Лана заинтересованно хмыкнула.
– И что последует за этим? Ты перестроишь мой дом? На какой склад подъехать мне?
Сизых недовольно поджал губы.
– Неужели так трудно поговорить со мной спокойно?
– Кажется, мы вчера и без того много говорили. И я наговорила лишнего.
– По-моему, сказала, что думала. Наконец-то.
Она сделала глубокий вдох.
– Странно, что ты вообще здесь.
Он пытал её взглядом, после чего усмехнулся.
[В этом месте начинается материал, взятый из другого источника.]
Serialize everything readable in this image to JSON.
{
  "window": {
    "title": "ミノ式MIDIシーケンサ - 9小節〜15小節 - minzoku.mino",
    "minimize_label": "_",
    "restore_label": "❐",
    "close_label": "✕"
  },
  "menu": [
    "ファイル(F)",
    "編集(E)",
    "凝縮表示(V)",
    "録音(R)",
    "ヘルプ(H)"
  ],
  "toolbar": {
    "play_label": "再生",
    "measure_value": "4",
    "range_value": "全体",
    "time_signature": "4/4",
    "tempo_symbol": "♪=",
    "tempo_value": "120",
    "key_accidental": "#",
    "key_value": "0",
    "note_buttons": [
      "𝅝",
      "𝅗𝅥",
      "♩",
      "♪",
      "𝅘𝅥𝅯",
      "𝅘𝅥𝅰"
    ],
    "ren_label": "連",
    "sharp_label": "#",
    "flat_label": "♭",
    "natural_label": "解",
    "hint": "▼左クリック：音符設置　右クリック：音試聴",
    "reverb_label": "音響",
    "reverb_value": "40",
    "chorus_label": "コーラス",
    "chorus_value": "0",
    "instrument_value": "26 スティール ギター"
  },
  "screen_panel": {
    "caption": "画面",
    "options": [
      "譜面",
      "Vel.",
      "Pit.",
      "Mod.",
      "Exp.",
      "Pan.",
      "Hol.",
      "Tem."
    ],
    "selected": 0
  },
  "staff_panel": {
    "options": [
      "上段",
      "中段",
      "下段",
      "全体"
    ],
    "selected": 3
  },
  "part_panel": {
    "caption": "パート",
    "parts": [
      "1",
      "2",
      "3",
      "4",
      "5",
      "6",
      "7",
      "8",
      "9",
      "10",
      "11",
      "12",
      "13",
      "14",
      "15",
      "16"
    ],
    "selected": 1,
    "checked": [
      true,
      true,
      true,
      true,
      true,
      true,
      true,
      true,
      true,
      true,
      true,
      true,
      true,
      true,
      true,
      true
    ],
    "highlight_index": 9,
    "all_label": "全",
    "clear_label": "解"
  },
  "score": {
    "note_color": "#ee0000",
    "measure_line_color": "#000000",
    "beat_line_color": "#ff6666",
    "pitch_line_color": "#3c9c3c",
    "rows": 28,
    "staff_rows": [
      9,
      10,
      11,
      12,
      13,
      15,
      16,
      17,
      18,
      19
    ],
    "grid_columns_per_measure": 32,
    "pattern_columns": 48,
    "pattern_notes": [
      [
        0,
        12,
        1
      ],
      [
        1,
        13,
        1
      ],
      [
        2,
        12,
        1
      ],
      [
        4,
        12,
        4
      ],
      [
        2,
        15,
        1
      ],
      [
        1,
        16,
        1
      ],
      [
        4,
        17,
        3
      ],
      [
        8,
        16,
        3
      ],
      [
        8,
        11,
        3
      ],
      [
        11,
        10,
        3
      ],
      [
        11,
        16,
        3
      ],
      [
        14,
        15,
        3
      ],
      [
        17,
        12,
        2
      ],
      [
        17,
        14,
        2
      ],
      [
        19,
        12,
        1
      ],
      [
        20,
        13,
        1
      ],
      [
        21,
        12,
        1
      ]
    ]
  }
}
– Ты хотела меня впечатлить вчера?
– Может быть, – не стала она спорить. – Но я не врала. Всё, что я тебе сказала, было правдой. Наверное, к сожалению. Но у меня сейчас нет сил, времени и нервных клеток в достаточном количестве, чтобы без конца об этом думать, а уж тем более обсуждать. Вань, я не могу обсуждать развод десятилетней давности, когда у меня впереди следующий кошмар. У меня нет сил.
– Я просто хочу помочь.
Она остановилась прямо перед ним.
– Тебе не нужно мне помогать. Ты мне ничего не должен.
– Причём здесь должен?
– Тем более. – Лана всерьёз занервничала. Он смотрел на неё в упор, и у него на уме что-то было. Что-то невероятное, чего Лана совсем не ждала, особенно, после вчерашнего. – Вань, она же хорошая. Я смотрела на неё весь вчерашний вечер. – Лана нервно сглотнула. – Не совершай ошибку. Это просто безумие.
Они стояли и смотрели друг другу в глаза. Иван даже улыбался, но в его улыбке теплоты не было, сплошной вызов. И тогда Лана сказала:
– Через несколько дней я привезу сюда дочь. Мне нужно доделать ремонт, и, наверное, сосредоточиться на разводе. Это и будет моя жизнь. Больше я ни о чем думать не могу. Прости, но воспоминания о прошлом точно не в приоритете.
– А мне ты советуешь заняться своей жизнью, – подсказал он всё с той же усмешкой.
Лана уже успела обойти его и зашагать к дому. Пришлось обернуться, и попытаться донести до этого упрямца основную мысль.
– Она тебя любит. Если тебя кто-то любит, это надо ценить.
– Это ты мне говоришь?
– Я. В моей жизни есть единственный человек, кого я люблю безмерно, это моя дочь. И в данный момент меня больше никто не интересует. Мне придётся драться за неё, и мне очень страшно. И я не хочу думать о тебе, Лесе и балконах. – И ещё раз повторила: – Прости.
9
Наверное, это был самый страшный день, по крайней мере, за последние десять лет точно. Лана не спала ночью, не находила себе места днём, ходила от окна к окну, словно из окна своего старого дома могла наблюдать происходящее. И запрещала себе звонить Фросе, которая должна была встретить Соню в аэропорту, и вместе с ней отправиться в Нижний Новгород. То, что она сама не могла встретить дочь, тревожило больше всего. Нет ничего хуже в жизни, чем ждать. Ничего не делать, изводить себя страхами и тревожными мыслями, и время в такие моменты, кажется, замирает. Каждый час ощущается вечностью.